Detective Jack Radcliff (David Oyelowo) and niece Ashley (Storm Reid) in Don't Let Go (2019)
Detective Jack Radcliff (David Oyelowo) and niece Ashley (Storm Reid)

Unlike Frequency, Jacob Aaron Estes seems less interested in the changing timelines than in simply writing a murder mystery. Nevertheless, things become decidedly interesting once David Oyelowo starts to receive phone calls from Storm Reid. It takes some time to work out that these are phone calls across time but the double story develops an undeniable fascination. There is a particularly good scene that contains some fine acting from David Oyelowo and Storm Reid where both are in a diner at different times and she demands to know the truth about what happened and he gets her to demonstrate what is happening by placing some chewing gum under the table.

On the other hand, the film is less interested in time travel than simply being a mundane detective story. As such, it progresses to a fairly predictable end where there are no real surprises produced as to who the killer is. Here the time travel aspect and the changing of the timeline seems of far less eventual interest to Estes than the story of two people communicating and his mundane matters of seeing his detective story play out.

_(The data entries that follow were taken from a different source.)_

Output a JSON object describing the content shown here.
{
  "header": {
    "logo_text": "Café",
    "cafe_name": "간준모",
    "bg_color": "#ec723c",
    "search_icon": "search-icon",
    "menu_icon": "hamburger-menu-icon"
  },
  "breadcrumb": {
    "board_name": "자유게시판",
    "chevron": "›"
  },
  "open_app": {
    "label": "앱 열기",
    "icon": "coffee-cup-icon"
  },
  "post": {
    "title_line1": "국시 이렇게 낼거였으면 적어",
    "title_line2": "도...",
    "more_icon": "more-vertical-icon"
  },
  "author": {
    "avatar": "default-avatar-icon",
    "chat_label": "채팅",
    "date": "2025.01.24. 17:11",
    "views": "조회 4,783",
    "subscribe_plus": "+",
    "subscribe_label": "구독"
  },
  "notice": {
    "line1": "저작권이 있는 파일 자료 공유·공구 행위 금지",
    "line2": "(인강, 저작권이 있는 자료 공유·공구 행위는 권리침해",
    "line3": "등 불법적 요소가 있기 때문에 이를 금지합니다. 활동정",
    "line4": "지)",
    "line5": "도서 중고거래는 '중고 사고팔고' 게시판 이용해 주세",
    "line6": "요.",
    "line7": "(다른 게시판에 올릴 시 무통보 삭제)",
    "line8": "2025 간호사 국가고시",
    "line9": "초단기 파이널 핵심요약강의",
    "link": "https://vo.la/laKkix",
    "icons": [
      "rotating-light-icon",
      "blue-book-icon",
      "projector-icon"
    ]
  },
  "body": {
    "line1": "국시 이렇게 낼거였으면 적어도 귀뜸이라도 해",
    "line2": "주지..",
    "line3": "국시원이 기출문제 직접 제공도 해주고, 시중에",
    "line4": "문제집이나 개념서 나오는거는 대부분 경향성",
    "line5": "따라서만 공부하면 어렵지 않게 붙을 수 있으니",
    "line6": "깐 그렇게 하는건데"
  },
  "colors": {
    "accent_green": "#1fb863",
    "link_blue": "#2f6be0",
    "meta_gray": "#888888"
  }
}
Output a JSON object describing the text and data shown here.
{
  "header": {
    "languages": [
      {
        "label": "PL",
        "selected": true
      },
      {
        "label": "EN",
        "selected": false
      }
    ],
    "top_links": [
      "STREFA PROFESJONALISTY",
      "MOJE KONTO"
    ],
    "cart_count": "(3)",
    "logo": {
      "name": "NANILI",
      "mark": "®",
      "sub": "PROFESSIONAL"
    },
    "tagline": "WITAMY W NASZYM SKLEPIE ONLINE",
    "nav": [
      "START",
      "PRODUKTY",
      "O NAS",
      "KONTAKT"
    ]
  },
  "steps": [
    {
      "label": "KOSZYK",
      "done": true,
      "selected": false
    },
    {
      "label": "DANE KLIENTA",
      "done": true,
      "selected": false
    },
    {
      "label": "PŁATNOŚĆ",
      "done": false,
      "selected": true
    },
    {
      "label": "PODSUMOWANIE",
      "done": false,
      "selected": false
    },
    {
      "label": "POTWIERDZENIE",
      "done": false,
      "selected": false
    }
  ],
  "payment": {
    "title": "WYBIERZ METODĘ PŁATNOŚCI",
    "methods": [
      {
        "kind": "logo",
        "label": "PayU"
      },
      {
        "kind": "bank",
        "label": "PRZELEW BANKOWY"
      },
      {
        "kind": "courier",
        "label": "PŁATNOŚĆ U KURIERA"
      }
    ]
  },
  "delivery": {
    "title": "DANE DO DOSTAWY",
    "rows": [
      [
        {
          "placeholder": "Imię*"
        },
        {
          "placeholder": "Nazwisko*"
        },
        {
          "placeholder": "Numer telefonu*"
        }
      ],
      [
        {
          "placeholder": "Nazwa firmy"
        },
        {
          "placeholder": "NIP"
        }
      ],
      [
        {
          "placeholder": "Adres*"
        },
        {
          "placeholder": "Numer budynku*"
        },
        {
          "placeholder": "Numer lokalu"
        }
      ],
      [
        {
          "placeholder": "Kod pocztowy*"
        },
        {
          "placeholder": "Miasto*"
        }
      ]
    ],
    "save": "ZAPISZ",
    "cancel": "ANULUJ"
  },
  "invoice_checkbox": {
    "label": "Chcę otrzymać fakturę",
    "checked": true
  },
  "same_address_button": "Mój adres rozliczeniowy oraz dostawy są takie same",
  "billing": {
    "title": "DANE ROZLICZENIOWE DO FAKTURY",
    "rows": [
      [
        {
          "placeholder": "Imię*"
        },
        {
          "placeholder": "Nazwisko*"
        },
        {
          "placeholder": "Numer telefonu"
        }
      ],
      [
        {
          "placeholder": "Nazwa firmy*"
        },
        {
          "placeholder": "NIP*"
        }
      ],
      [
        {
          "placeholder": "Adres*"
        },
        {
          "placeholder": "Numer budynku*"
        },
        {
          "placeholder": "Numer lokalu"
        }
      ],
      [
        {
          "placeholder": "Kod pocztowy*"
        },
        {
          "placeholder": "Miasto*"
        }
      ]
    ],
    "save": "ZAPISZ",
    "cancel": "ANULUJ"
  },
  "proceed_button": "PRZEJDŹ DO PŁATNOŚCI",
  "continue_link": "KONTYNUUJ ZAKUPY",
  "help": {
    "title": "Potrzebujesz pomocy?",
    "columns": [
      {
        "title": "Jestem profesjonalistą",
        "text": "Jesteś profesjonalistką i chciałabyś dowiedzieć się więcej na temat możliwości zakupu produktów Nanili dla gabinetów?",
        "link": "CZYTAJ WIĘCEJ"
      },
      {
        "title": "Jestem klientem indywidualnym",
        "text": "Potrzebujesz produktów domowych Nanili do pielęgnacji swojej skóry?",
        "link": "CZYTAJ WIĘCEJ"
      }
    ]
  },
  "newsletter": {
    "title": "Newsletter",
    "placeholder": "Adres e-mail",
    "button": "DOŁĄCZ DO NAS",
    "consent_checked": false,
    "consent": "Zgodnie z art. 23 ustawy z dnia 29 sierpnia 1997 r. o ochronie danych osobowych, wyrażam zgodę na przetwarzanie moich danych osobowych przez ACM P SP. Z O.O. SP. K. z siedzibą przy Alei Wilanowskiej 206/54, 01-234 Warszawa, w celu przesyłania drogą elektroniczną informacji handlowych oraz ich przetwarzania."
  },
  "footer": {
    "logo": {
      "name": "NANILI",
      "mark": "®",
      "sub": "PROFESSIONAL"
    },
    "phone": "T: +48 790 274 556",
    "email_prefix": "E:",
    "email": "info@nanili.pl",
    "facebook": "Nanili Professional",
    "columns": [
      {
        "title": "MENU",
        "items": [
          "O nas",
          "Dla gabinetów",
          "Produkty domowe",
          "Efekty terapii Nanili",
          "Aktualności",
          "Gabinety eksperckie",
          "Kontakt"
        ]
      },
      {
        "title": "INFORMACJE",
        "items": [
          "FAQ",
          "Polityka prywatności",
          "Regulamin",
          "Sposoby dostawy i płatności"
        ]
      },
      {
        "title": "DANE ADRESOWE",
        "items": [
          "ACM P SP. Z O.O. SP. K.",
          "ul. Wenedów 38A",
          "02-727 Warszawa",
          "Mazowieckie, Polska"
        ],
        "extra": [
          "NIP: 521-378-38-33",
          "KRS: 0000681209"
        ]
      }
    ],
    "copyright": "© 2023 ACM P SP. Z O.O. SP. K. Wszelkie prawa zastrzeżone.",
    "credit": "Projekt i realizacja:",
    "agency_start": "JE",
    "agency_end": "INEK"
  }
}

Jason Blum and his Blumhouse production company have produced a number of other genre films including:- Hamlet (2000), Paranormal Activity (2007) and sequels, Insidious (2010) and sequels, Tooth Fairy (2010), The Bay (2012), The Lords of Salem (2012), The River (tv series, 2012), Sinister (2012) and sequel, Dark Skies (2013), Oculus (2013), The Purge (2013) and sequels, the tv mini-series Ascension (2014), Creep (2014), Jessabelle (2014), Mercy (2014), Mockingbird (2014), Not Safe for Work (2014), Ouija (2014) and sequel, 13 Sins (2014), The Town That Dreaded Sundown (2014), Unfriended/Cybernatural (2014), Area 51 (2015), The Boy Next Door (2015), Curve (2015), The Gallows (2015), The Gift (2015), Jem and the Holograms (2015), The Lazarus Effect (2015), Martyrs (2015), Visions (2015), The Visit (2015), The Darkness (2016), Hush (2016), Incarnate (2016), The Veil (2016), Viral (2016), Amityville: The Awakening (2017), Get Out (2017), Happy Death Day (2017), The Keeping Hours (2017), Split (2017), Stephanie (2017), Bloodline (2018), Cam (2018), Delirium (2018), Halloween (2018), Seven in Heaven (2018), Truth or Dare (2018), Upgrade (2018), Black Christmas (2019), Ma (2019), Prey (2019), Sweetheart (2019), Black Box (2020), The Craft: Legacy (2020), Fantasy Island (2020), Freaky (2020), The Hunt (2020), The Invisible Man (2020), Nocturne (2020), You Should Have Left (2020), Black As Night (2021), The Black Phone (2021), Dashcam (2021), Firestarter (2022), M3gan (2022), Mr Harrigan’s Phone (2022), Nanny (2022), Soft & Quiet (2022), Run Sweetheart Run (2022), Sick (2022), They/Them (2022), The Visitor (2022), Torn Hearts (2022), Unhuman (2022), The Exorcist: Believer (2023), Five Nights at Freddy’s (2023), There’s Something Wrong With the Children (2023), Totally Killer (2023) and Night Swim (2024).